The California Public Utilities Commission ruled Thursday to authorize PG&E to procure energy storage or preferred resources (such as demand response or distributed solar) to ensure local reliability in areas previously served by the gas plants. The new resources can be individual or aggregated, and must be available by 2019 “if feasible and at a reasonable cost to ratepayers.”
This appears to be the first time a utility will procure energy storage to replace existing gas plants for local capacity needs. In Oxnard, a procurement process has begun to select storage instead of the proposed Puente gas plant. California deployed more than 100 megawatts of storage to shore up capacity after the loss of a major gas storage facility in the southern part of the state.

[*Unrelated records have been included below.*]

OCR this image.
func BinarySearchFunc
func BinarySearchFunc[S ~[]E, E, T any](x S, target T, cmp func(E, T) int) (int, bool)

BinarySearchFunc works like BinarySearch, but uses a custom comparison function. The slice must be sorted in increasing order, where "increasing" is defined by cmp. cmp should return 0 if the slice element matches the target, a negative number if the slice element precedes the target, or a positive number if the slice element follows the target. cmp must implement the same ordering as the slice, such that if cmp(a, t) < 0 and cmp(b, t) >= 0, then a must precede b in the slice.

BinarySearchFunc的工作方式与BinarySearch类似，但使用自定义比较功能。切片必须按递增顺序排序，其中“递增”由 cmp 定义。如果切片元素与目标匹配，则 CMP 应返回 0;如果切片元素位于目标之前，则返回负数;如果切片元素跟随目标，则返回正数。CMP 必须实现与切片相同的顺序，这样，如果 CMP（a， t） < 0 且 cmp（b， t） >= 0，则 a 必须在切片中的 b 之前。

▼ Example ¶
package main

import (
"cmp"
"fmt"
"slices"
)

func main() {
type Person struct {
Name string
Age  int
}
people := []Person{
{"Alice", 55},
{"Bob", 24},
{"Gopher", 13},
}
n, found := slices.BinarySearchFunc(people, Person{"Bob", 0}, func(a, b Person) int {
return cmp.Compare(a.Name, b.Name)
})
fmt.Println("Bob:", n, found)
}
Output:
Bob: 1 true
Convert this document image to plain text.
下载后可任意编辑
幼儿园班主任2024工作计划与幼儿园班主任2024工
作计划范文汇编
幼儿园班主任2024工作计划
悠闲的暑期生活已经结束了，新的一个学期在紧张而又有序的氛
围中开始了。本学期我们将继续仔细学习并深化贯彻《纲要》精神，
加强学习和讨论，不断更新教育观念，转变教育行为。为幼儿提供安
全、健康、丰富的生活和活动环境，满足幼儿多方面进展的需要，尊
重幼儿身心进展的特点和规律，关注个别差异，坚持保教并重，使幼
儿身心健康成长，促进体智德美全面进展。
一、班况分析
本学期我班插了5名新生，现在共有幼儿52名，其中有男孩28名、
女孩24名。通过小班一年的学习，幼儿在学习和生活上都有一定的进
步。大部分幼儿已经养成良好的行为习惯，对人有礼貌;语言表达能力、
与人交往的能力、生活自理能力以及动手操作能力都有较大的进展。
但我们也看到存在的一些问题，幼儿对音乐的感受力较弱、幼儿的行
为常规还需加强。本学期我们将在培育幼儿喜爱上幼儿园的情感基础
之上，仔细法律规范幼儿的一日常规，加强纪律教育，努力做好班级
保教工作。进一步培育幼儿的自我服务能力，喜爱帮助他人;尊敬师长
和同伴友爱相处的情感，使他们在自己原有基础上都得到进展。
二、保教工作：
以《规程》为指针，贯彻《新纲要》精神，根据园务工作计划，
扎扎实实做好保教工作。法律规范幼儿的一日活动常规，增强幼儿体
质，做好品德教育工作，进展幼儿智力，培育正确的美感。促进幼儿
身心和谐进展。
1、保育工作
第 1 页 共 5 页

In this latest decision, though, regulators have chosen storage as a potentially cheaper alternative to maintaining two gas peakers and a 580-megawatt combined cycle plant. This process could become a playbook for phasing out more gas plants that become uneconomical in the future.
“The commission is showing confidence in the idea of preferred resources and energy storage as an alternative to the gas assets that currently provide reliability,” said Katie Ramsey, staff attorney at the Sierra Club, which filed a motion in support of the proposal. “This is a signal that clean resources don’t just compete with new gas plants — they can also perform the same services as existing gas plants.”
The case will test the economics of storage compared to existing gas infrastructure, and whether batteries in practice can provide the full range of services that a large gas plant performs.